If this is the first time you've seen a VFD manual, and you're not an electrical engineer, you'll be back with questions. The FM50 manuals are allegedly better than most, but they are in no way easy to figure out. There are no examples or tutorials, and the various function settings are, at best, sparsely described.

Kirk
who hopes things have gotten better over the last two years, but seriously doubts it...

Erik Loza
07-06-2012, 3:40 PM
Mreza, if you do this, please create a DIY thread. I have had several customers tell me over the years that they retrofitted VFD inverters to their saws and always asked them to email me some photos or whatever, but haven't seen any as of yet, and would really like to see how the end result looks/was wired/user feedback/etc. The process seems pretty straightforward but I have never personally done it, so it would be awesome if there was a thread I could point guys to and say, "Look, this is how you do it".

Thanks,

Erik Loza
Minimax USA

mreza Salav
07-06-2012, 3:55 PM
Erik, I'll try to post a step by step thread here.
I don't have a degree in electrical eng. but I'm not totally illiterate either ;)

mreza Salav
07-18-2012, 12:01 AM
Just a quick update: the VFD arrived late last week (and had to pay $41 to the ~@#!@ UPS for brokerage so they pay $9 tax to government :mad:)
Over the weekend I spent some time to remove all the wiring of the motor and use the VFD to run the bandsaw.
It worked pretty well (in the test case setting).
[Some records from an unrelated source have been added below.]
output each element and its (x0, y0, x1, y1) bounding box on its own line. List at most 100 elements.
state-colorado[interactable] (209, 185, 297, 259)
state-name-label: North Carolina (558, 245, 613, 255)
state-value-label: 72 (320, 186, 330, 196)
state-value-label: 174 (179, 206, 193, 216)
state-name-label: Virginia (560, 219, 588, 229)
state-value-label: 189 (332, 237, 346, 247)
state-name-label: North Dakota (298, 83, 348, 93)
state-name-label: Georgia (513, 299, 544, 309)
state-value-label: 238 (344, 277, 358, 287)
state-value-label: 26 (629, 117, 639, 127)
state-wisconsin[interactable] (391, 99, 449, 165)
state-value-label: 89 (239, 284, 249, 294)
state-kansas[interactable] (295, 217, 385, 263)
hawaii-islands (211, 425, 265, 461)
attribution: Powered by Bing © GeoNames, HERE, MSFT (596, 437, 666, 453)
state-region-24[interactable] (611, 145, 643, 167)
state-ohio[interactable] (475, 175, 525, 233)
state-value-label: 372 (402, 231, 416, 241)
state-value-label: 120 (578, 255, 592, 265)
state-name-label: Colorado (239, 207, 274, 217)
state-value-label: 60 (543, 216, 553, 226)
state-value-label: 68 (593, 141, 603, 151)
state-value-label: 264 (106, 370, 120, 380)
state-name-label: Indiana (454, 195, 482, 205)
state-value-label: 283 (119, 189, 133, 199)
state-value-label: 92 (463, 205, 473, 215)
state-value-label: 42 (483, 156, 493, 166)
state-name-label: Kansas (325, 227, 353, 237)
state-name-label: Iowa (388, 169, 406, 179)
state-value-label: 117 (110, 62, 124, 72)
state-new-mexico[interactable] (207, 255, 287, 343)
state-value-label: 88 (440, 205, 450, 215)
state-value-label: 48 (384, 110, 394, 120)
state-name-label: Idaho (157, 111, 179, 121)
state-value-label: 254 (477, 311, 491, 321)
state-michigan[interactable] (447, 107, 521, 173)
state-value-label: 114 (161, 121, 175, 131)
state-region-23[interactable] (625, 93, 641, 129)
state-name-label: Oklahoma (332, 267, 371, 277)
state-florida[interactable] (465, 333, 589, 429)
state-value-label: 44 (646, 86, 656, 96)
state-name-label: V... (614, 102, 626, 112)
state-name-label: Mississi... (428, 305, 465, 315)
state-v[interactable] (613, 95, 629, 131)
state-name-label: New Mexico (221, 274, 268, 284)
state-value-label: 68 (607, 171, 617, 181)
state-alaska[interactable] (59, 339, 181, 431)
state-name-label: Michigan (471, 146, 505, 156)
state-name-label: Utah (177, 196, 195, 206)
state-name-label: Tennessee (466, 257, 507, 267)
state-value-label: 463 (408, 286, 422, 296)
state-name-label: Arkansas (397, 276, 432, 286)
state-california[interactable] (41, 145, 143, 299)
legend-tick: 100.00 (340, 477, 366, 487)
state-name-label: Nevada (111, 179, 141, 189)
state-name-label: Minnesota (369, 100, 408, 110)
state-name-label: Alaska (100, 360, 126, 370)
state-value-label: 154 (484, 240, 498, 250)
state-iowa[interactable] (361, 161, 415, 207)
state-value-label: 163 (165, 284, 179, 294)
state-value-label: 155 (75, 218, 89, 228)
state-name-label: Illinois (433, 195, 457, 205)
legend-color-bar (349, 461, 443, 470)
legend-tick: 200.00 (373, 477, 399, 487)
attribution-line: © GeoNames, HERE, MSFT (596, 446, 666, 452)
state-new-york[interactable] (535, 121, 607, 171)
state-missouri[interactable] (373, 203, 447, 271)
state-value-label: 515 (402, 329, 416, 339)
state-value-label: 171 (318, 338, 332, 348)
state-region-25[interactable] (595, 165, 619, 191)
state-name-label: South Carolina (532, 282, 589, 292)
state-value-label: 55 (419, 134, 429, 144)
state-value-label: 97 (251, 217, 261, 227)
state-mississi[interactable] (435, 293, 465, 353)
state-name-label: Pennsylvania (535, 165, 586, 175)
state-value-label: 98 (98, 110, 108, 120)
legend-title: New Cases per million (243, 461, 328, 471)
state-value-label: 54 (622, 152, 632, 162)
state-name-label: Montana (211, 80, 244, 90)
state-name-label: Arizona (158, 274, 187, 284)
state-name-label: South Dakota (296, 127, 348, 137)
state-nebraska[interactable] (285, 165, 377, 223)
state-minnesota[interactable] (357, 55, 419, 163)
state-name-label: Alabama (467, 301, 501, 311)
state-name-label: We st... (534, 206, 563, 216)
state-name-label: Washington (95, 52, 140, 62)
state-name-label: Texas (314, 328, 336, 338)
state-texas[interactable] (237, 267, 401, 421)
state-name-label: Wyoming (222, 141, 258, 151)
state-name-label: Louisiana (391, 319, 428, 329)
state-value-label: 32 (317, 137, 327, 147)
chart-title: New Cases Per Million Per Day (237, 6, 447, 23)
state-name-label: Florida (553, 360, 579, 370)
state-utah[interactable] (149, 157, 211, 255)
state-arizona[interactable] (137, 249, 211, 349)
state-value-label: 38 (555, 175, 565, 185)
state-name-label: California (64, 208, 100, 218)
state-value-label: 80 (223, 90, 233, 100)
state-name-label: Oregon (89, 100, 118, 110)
First time I ran a 3phase motor :)
Now I have to put things back in place and find a location to mount/secure the VFD and find a switch to use to turn on/off the saw.
Since it will be a low voltage (12V) circuit I can use even a small toggle switch.
I have taken some photos and will take many more along the way and post in a separate thread but these have to wait a little longer as I'm super busy these days.

Rod Sheridan
07-18-2012, 8:57 AM
Good news, just remember to program it so it doesn't auto-restart after a power failure (if it's an option on that drive).................Regards, Rod.